Re: Increasing security in a shared environment ... - Mailing list pgsql-hackers

From Andrew Dunstan
Subject Re: Increasing security in a shared environment ...
Date
Msg-id 40687824.5040000@dunslane.net
Whole thread Raw
In response to Re: Increasing security in a shared environment ...  (Tom Lane <tgl@sss.pgh.pa.us>)
Responses Re: Increasing security in a shared environment ...  ("Marc G. Fournier" <scrappy@postgresql.org>)
List pgsql-hackers
Tom Lane wrote:

>Andrew Dunstan <andrew@dunslane.net> writes:
>  
>
>>I just played around briefly with removing *all* public access to a 
>>couple of catalog tables - pg_class and pg_attrdef. Obviously this 
>>breaks things like \d and friends. I'm not sure how much else it might 
>>break - 
>>    
>>
>
>pg_dump, for starters ...
>  
>

Right. So I played around a little more and restored read priv but only 
for the db owner, which seemed to work, and makes some sense to me.

>I'm not sure that hiding the contents of the current database's catalog
>is all that useful a goal in practice.  If you have two users sharing a
>database then probably you *want* them to be able to exchange some
>amount of information.  
>

It's that "probably" that niggles a bit. I don't know what usage 
patterns other people have, and since my typical use is exactly *one* 
user other than the owner/dba, and all access is mediated by my 
middleware, none of this affects me.

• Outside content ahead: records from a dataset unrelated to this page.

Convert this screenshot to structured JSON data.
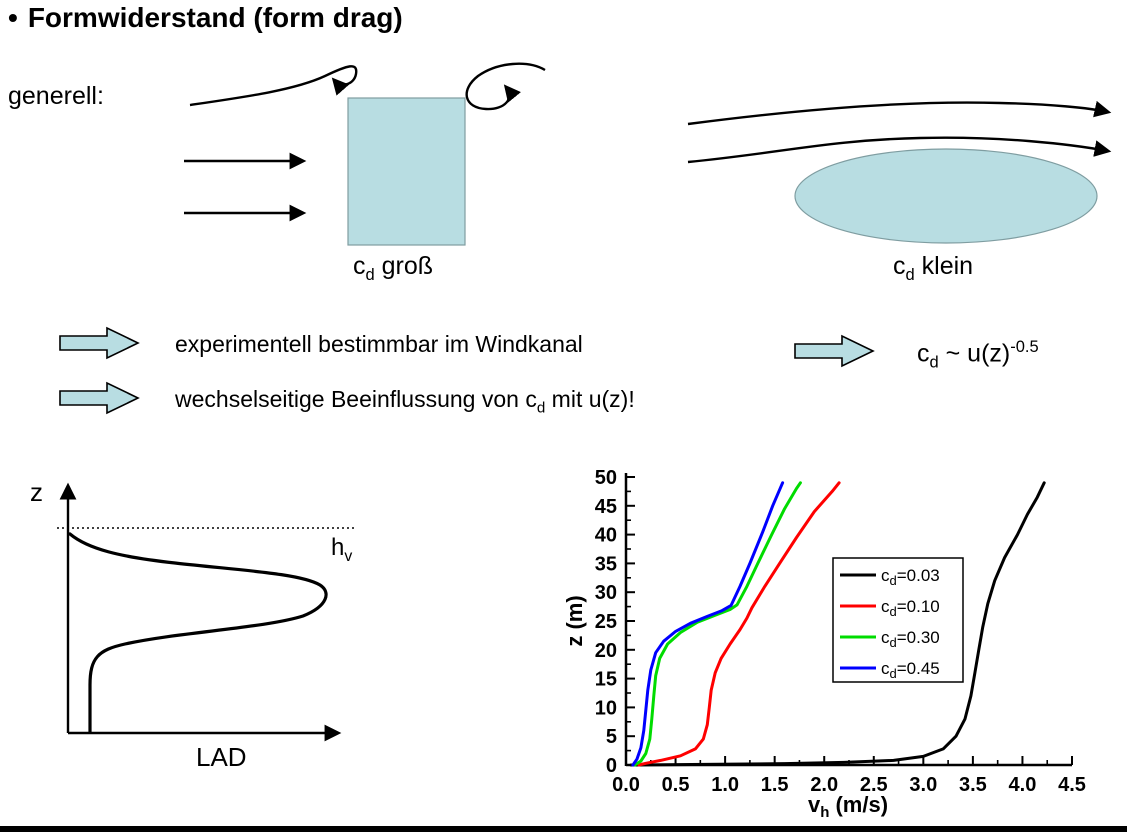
{
  "slide": {
    "bullet": "•",
    "title": "Formwiderstand (form drag)",
    "generell": "generell:"
  },
  "labels": {
    "cd_gross": {
      "pre": "c",
      "sub": "d",
      "post": " groß"
    },
    "cd_klein": {
      "pre": "c",
      "sub": "d",
      "post": " klein"
    },
    "bullet1": "experimentell bestimmbar im Windkanal",
    "bullet2": {
      "pre": "wechselseitige Beeinflussung von c",
      "sub": "d",
      "post": " mit u(z)!"
    },
    "formula": {
      "pre": "c",
      "sub": "d",
      "mid": " ~ u(z)",
      "sup": "-0.5"
    }
  },
  "lad_plot": {
    "y_axis_label": "z",
    "x_axis_label": "LAD",
    "hv": {
      "pre": "h",
      "sub": "v"
    }
  },
  "colors": {
    "shape_fill": "#b8dde2",
    "shape_stroke": "#7f9da1"
  },
  "chart_data": {
    "type": "line",
    "title": "",
    "xlabel": {
      "pre": "v",
      "sub": "h",
      "post": " (m/s)"
    },
    "ylabel": "z (m)",
    "xlim": [
      0,
      4.5
    ],
    "ylim": [
      0,
      50
    ],
    "xticks": [
      0,
      0.5,
      1.0,
      1.5,
      2.0,
      2.5,
      3.0,
      3.5,
      4.0,
      4.5
    ],
    "yticks": [
      0,
      5,
      10,
      15,
      20,
      25,
      30,
      35,
      40,
      45,
      50
    ],
    "grid": false,
    "legend_position": "center-right",
    "series": [
      {
        "label": {
          "pre": "c",
          "sub": "d",
          "post": "=0.03"
        },
        "color": "#000000",
        "points_vz": [
          [
            0.05,
            0
          ],
          [
            0.8,
            0.1
          ],
          [
            1.6,
            0.25
          ],
          [
            2.2,
            0.45
          ],
          [
            2.7,
            0.8
          ],
          [
            3.0,
            1.5
          ],
          [
            3.2,
            2.8
          ],
          [
            3.33,
            5
          ],
          [
            3.42,
            8
          ],
          [
            3.48,
            12
          ],
          [
            3.52,
            16
          ],
          [
            3.56,
            20
          ],
          [
            3.6,
            24
          ],
          [
            3.65,
            28
          ],
          [
            3.72,
            32
          ],
          [
            3.82,
            36
          ],
          [
            3.95,
            40
          ],
          [
            4.05,
            43.5
          ],
          [
            4.15,
            46.5
          ],
          [
            4.22,
            49
          ]
        ]
      },
      {
        "label": {
          "pre": "c",
          "sub": "d",
          "post": "=0.10"
        },
        "color": "#ff0000",
        "points_vz": [
          [
            0.13,
            0
          ],
          [
            0.2,
            0.3
          ],
          [
            0.35,
            0.8
          ],
          [
            0.55,
            1.6
          ],
          [
            0.7,
            2.8
          ],
          [
            0.78,
            4.5
          ],
          [
            0.82,
            7
          ],
          [
            0.84,
            10
          ],
          [
            0.86,
            13
          ],
          [
            0.9,
            16
          ],
          [
            0.96,
            18.5
          ],
          [
            1.05,
            21
          ],
          [
            1.15,
            23.5
          ],
          [
            1.22,
            25.5
          ],
          [
            1.27,
            27.3
          ],
          [
            1.4,
            31
          ],
          [
            1.55,
            35
          ],
          [
            1.72,
            39.5
          ],
          [
            1.9,
            44
          ],
          [
            2.08,
            47.5
          ],
          [
            2.15,
            49
          ]
        ]
      },
      {
        "label": {
          "pre": "c",
          "sub": "d",
          "post": "=0.30"
        },
        "color": "#00dc00",
        "points_vz": [
          [
            0.09,
            0
          ],
          [
            0.15,
            0.7
          ],
          [
            0.2,
            2
          ],
          [
            0.24,
            4.5
          ],
          [
            0.26,
            8
          ],
          [
            0.28,
            12
          ],
          [
            0.3,
            15.5
          ],
          [
            0.34,
            18.5
          ],
          [
            0.42,
            21
          ],
          [
            0.55,
            23
          ],
          [
            0.72,
            24.8
          ],
          [
            0.9,
            26
          ],
          [
            1.05,
            27
          ],
          [
            1.12,
            27.8
          ],
          [
            1.22,
            31
          ],
          [
            1.33,
            35
          ],
          [
            1.47,
            40
          ],
          [
            1.6,
            44.5
          ],
          [
            1.72,
            48
          ],
          [
            1.76,
            49
          ]
        ]
      },
      {
        "label": {
          "pre": "c",
          "sub": "d",
          "post": "=0.45"
        },
        "color": "#0000ff",
        "points_vz": [
          [
            0.07,
            0
          ],
          [
            0.11,
            1
          ],
          [
            0.15,
            3
          ],
          [
            0.18,
            6
          ],
          [
            0.2,
            9.5
          ],
          [
            0.22,
            13
          ],
          [
            0.25,
            16.5
          ],
          [
            0.3,
            19.5
          ],
          [
            0.38,
            21.5
          ],
          [
            0.5,
            23.2
          ],
          [
            0.65,
            24.6
          ],
          [
            0.82,
            25.8
          ],
          [
            0.97,
            26.8
          ],
          [
            1.06,
            27.7
          ],
          [
            1.15,
            31
          ],
          [
            1.25,
            35
          ],
          [
            1.38,
            40.5
          ],
          [
            1.48,
            45
          ],
          [
            1.58,
            49
          ]
        ]
      }
    ]
  }
}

ISTM we need to cater for as broad 
a set of usage patterns as is reasonable.



>I can see the use-case for hiding contents of
>the shared tables (pg_database, pg_shadow, pg_group) in installations
>where different users have different databases but you want to run just
>one common postmaster.  Even there, though, it doesn't seem all that
>essential --- its only usefulness is security by obscurity.
>
>  
>

That phrase to me denotes "something they could easily discover if only 
they knew about it". How would they discover the contents of these, 
assuming they did know about them and we blocked access?

What is not clear to me is how we would even decide which databases to 
hide, if it is not an all or nothing deal. Marc's phrase "those 
resources that they have permissions to see" doesn't define it nearly 
nicely enough. Say I block access to db foo to all users but bar via 
pg_hba.conf. Would we then want to prevent all other users from seeing 
foo in the list of databases? Things like that are why I started 
exploring a somewhat broader approach.